The kind-hearted men, from Estonia, were working on the Sindi dam on the Pärnu river when they saw the ‘dog’ struggling in the freezing water.
They immediately rushed to rescue the distressed animal, clearing a path through the ice before taking it to an animal clinic for medical care. It was there they were told they had been carrying a wolf.
As reported by the BBC, vets had some suspicions over the ‘dog’s’ identity but it was only when a local hunter confirmed the animal was a young male wolf that the men realised the true extent of their rescue mission.
The Estonian Animal Protection Union posted to Facebook soon after the rescue, describing how they promised to pay all the medical bills once they reached the animal clinic.
They wrote (translated to English):
When we got to the shore, the poor wolf was very exhausted, hypothermic and frozen. Young men quickly ran into the car, brought a towel and dried the animal. Then he took him to a warm car and called the animal protection Union.
It was also a challenge for the union to think about what to do in the morning at 8 with a dog in [distress], who could also have been a wolf.
The three men who rescued the wolf – Rando Kartsepp, Robin Sillamäe and Erki Väli – spoke to Estonian newspaper Postimees about the rescue and explained how they cleared a path in the ice for the distressed animal.
They then pulled the animal, who was stiff from the cold and had ice in its fur, out of the water and wrapped it in a towel before putting it in their car to warm up.
It was swimming on its own, we cleared a path for it through the ice. We had to carry him over the slope.

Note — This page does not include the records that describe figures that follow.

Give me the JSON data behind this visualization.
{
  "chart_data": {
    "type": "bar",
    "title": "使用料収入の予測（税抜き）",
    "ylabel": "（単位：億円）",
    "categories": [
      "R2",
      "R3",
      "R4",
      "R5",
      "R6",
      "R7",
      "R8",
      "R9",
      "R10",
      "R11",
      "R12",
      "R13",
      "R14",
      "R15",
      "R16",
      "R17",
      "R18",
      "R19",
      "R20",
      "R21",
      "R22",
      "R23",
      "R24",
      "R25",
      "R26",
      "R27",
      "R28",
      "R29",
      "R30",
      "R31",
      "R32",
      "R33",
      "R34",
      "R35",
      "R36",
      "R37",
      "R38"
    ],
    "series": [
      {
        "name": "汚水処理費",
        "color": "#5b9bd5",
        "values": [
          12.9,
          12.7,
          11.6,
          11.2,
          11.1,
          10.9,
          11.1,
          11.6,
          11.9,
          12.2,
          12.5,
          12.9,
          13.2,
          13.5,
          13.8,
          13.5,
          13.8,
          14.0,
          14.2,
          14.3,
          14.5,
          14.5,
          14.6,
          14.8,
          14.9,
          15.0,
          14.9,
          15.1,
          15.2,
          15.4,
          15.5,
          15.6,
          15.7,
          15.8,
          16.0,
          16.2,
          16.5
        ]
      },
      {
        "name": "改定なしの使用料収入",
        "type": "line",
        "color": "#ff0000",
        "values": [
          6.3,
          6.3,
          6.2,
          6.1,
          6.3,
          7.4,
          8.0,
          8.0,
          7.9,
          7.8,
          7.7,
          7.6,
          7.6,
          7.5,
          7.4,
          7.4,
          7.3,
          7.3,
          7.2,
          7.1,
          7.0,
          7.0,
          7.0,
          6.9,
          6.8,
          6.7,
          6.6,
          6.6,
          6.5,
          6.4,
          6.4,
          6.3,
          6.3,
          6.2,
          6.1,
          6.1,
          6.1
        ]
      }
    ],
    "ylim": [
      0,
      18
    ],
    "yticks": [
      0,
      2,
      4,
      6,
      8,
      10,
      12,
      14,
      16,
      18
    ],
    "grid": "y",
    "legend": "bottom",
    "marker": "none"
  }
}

He weighed a fair bit.
The workers called animal rescue once the wolf was safely out of the water, and were told to take it to the Terveks animal clinic in Pärnu. After an uneventful car journey, with the wolf sleeping peacefully, they were informed shortly after arrival at the vets that the ‘dog’ was in fact a wolf.
A local hunter confirmed the vet’s suspicions about the wolf, and informed the men they had actually rescued – and cuddled – a wolf. Kartsepp described the experience as ‘new’.
Because of this shocking new information, staff decided to put the wolf in a cage once it had received treatment – just in case.
Thankfully, the wolf recovered within the day and was released back into the wild after being fitted with a GPS collar by researchers from the national environmental agency.